Concretely, the coordinating layer is the set of systems that do the following jobs. Objective specification: capturing what the organisation actually wants in a form intelligence can act on. Context assembly: supplying the relevant, current, permissioned information around each task. Evaluation: the manufactured verification discussed above. Observability: seeing what agents are actually doing across the estate. Workflow routing: directing outputs, and especially exceptions, to the right check or the right human. Governance and accountability: deciding what is permitted, by whom, with what audit trail and what recourse when it fails. And institutional memory: retaining the decisions, corrections, and hard-won context that would otherwise evaporate between sessions and staff.

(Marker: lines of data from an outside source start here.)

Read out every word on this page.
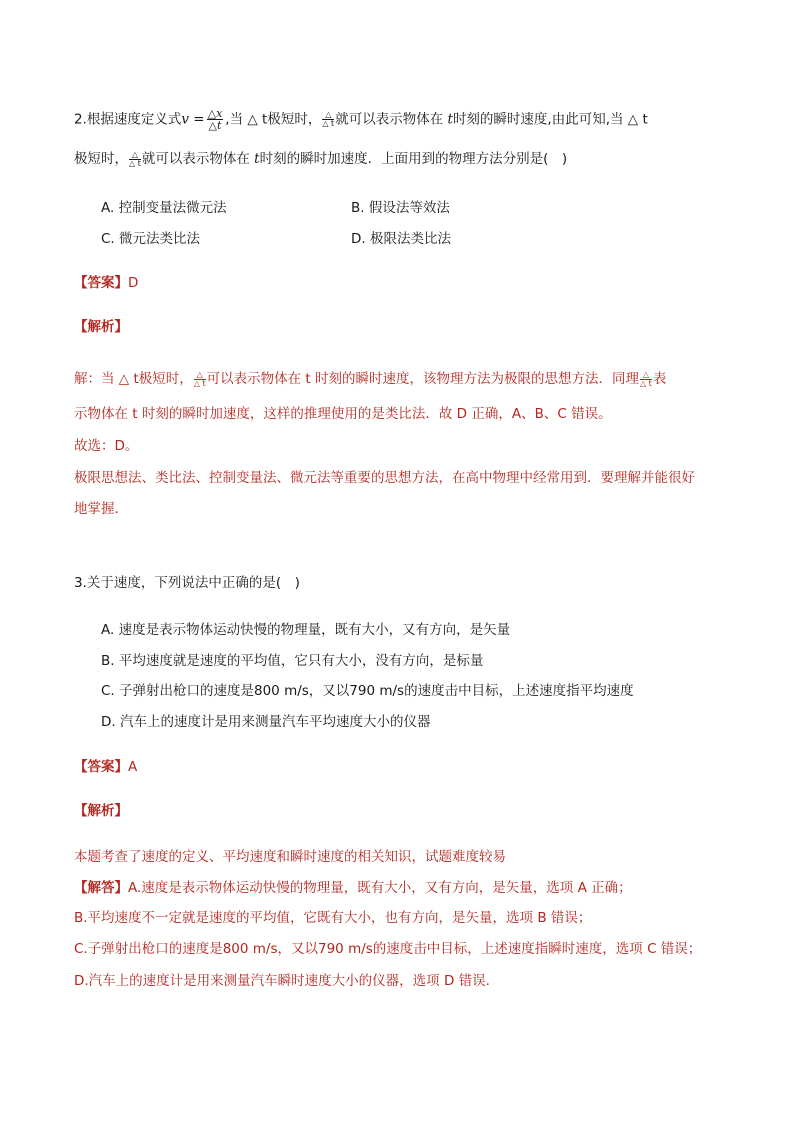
2.根据速度定义式$v = \frac{\triangle x}{\triangle t}$ ,当 △ t极短时， $\frac{\triangle}{\triangle t}$ 就可以表示物体在 t时刻的瞬时速度,由此可知,当 △ t
极短时， $\frac{\triangle}{\triangle t}$ 就可以表示物体在 t时刻的瞬时加速度．上面用到的物理方法分别是(　)
A. 控制变量法微元法	B. 假设法等效法
C. 微元法类比法	D. 极限法类比法
【答案】D
【解析】
解：当 △ t极短时， $\frac{\triangle}{\triangle t}$ 可以表示物体在 t 时刻的瞬时速度，该物理方法为极限的思想方法．同理 $\frac{\triangle}{\triangle t}$ 表
示物体在 t 时刻的瞬时加速度，这样的推理使用的是类比法．故 D 正确，A、B、C 错误。
故选：D。
极限思想法、类比法、控制变量法、微元法等重要的思想方法，在高中物理中经常用到．要理解并能很好
地掌握．
3.关于速度，下列说法中正确的是(　)
A. 速度是表示物体运动快慢的物理量，既有大小，又有方向，是矢量
B. 平均速度就是速度的平均值，它只有大小，没有方向，是标量
C. 子弹射出枪口的速度是800 m/s，又以790 m/s的速度击中目标，上述速度指平均速度
D. 汽车上的速度计是用来测量汽车平均速度大小的仪器
【答案】A
【解析】
本题考查了速度的定义、平均速度和瞬时速度的相关知识，试题难度较易
【解答】A.速度是表示物体运动快慢的物理量，既有大小，又有方向，是矢量，选项 A 正确；
B.平均速度不一定就是速度的平均值，它既有大小，也有方向，是矢量，选项 B 错误；
C.子弹射出枪口的速度是800 m/s，又以790 m/s的速度击中目标，上述速度指瞬时速度，选项 C 错误；
D.汽车上的速度计是用来测量汽车瞬时速度大小的仪器，选项 D 错误．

Assembled, those functions are something recognisable: an operating system for enterprise intelligence, the layer that schedules a scarce resource, enforces permissions, mediates between raw capability and safe use, and remembers. The generation of engines that produce intelligence is largely built. The generation that governs it is not, and that is the larger prize, because it is where firm-specific advantage is defensible rather than rented.
This is also the honest reading of a signal the market has already sent. The organisations best placed to know where the hard problem lives, the model builders themselves, are pouring resources into deployment, forward-deployed engineering, and enterprise services. They are behaving as though the model were no longer the constraint. The railroad analogy tells you what they are really building: not faster engines, but the signalling.
The signalling, not the engine
Return, one last time, to McCallum. His enduring contribution was not the org chart that gets reproduced in textbooks. It was the reporting system beneath it, the discipline of daily and hourly telegraphic information that let a single office see the whole railroad at once, and therefore run trains fast without running them into each other. The chart was the visible artefact. The signalling was the technology. Speed was survivable only because the coordinating system caught up with the engines.
Enterprise AI is running fast trains on new track with, for the most part, no despatcher and no signals. The engines are magnificent and increasingly cheap. What is scarce is everything that lets an organisation see what its intelligence is doing, judge whether the output is right, route the exceptions, and stand behind the result. That scarcity is not a temporary inconvenience on the way to abundance. It is where the abundance gets converted into value, or fails to, and whoever owns the conversion owns the margin.
Which is the whole argument, compressed. The first generation of AI companies built engines for producing intelligence. The next generation will build the institutions that let organisations govern it: the specification, verification, routing, and memory that turn abundant cognition into trusted outcomes.
Intelligence is becoming abundant. Coordination is becoming scarce, and therefore valuable. The Coordination Premium is the return on closing the gap between the two, and it is where the next decade’s profits will accumulate.